Cela constitue une explication à la menace lancée déjà. Car ces gens-là verront certainement l’Enfer qui, s’il souffle, tout Prophète et tout
ange rapproché d’Allah ﷻ se mettront à genoux par peur de ses affres comme il est dit dans un hadith. « Ce jour-là, on vous demandera compte des bienfaits que vous avez reçus », s’agit-il de la santé, de la sécurité, des biens et d’autres faveurs, et par quoi vous avez répondu soit de la reconnaissance, soit de l’adoration. Abou Hourayra  Qu’Allah L’agrée raconte : « Le Messager d’’Allah ﷺ sortit un jour et rencontra Abou Bakr et Omar Qu’Allah Les agréent assis.
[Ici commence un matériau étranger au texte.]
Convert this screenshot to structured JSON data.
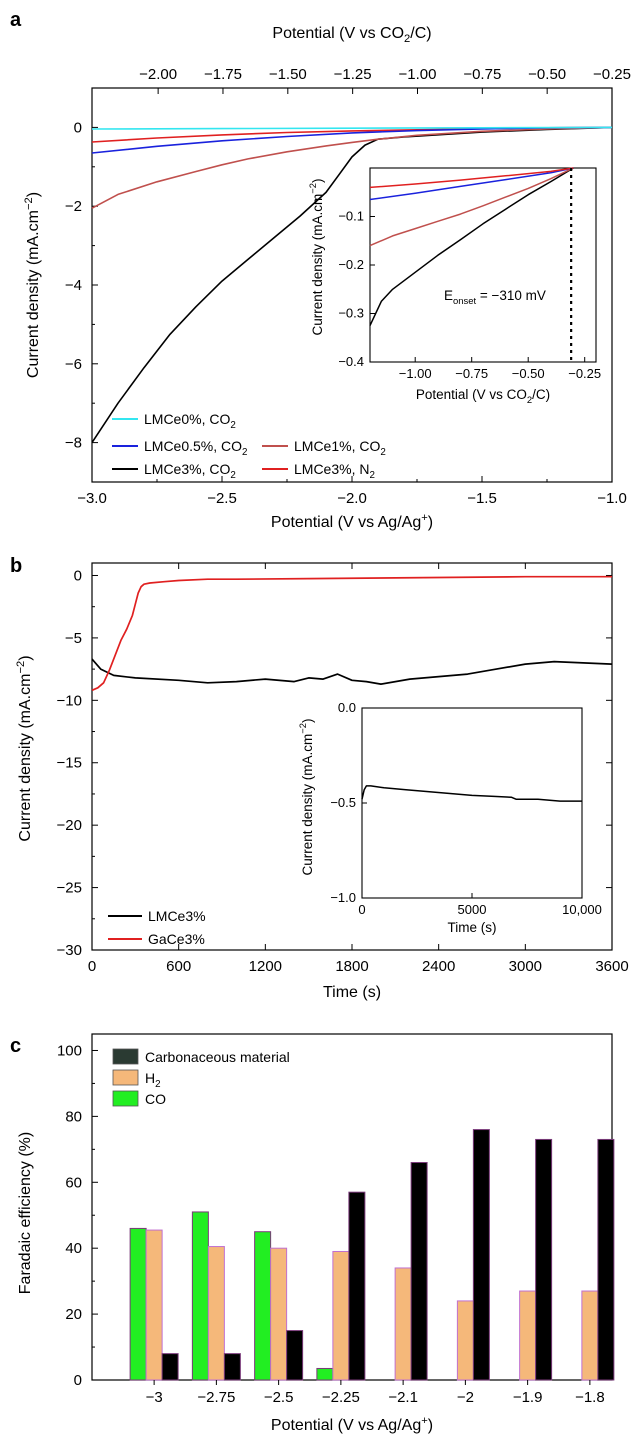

Il leur dit : « Qu’est-ce qui vous a fait sortir de chez vous ? » – Par celui qui t’a envoyé avec la vérité, répondirent-ils, ce n’est autre que la faim. Quant à moi, repartit-il, par celui qui m’a envoyé avec la vérité, c’est la même raison qui m’a fait sortir. Ils se rendirent chez un homme des Ansars qui ne se trouvait pas chez lui, mais quand sa femme les aperçut, elle s’écria : « Soyez les bienvenus » – Où est ton mari, lui demanda le Prophète d’’Allah ﷺ . – Il est allé chercher de l’eau, répondit-elle. A ce moment l’homme arriva, et quand il vit le Messager d’Allah ﷺ  et ses deux compagnons, Il dit : « Louange à Allah ! Personne en ce jour n’a des hôtes plus nobles que les miens ». Il sortit et leur apporta un régime de palmier qui contenait des dattes fraiches et sèches en leur disant : « Mangez ». Il prit aussitôt un couteau et, voulant sortir, le Messager d’Allah ﷺ lui dit : « Prends garde, n’égorge pas surtout une brebis qui allaite ». L’homme leur égorgea un mouton et leur offrit sa viande. Après avoir mangé, le Messager d’Allah ﷺ dit à Abou Bakr et Omar Qu’Allah Les agréent : « C’est la faim qui vous a fait sortir de chez vous et vous n’y êtes pas retournés sans avoir reçu votre part de ces plaisirs. Vous serez interrogés sur cela au jour de la résurrection » (Rapporté par Momlirn, Ibn Jarir et les auteurs des Sunan).

Ikrima Qu’Allah L’agrée rapporte : « Les compagnons dirent au Prophète d’’Allah ﷺ : « O Messager d’Allah, quelle vie aisée menons-nous ? nous prenons undemi repas et nous ne mangeons que du pain d’orge ?» Allah ﷻ  inspira alors au Prophète d’Allah ﷺ de leur répondre : « Ne portez-vous pas de sandales ? Ne buvez-vous pas de l’eau froide ? Tout cela fait partie du plaisir ». D’autres ont considéré que : manger à sa faim, boire de l’eau froide, les demeures confortables, un corps parfait et sain, un sommeil profond, tout cela fait partie des bienfaits accordés aux hommes. Quant à Ibn Abbas Qu’Allah L’agrée, il a dit : « Le corps sain, l’ouïe et la vue constituent des bienfaits sur lesquels les hommes seront interrogés au jour de la résurrection et comment ils les ont utilisés dans leur vie, bien que Allah ﷻ le sache mieux que quiconque ». Et il cita à l’appui ce verset : « Il sera sûrement demandé compte de tout: de l’ouïe, de la vue et du cœur » [Coran XVII, 36].

Ibn Abbas rapporte que le Messager d’Allah ﷺ a dit : « Il y a deux faveurs que beaucoup de gens abusent : la santé et le loisir » (Rapporté par Boukhari et Tirmidhi).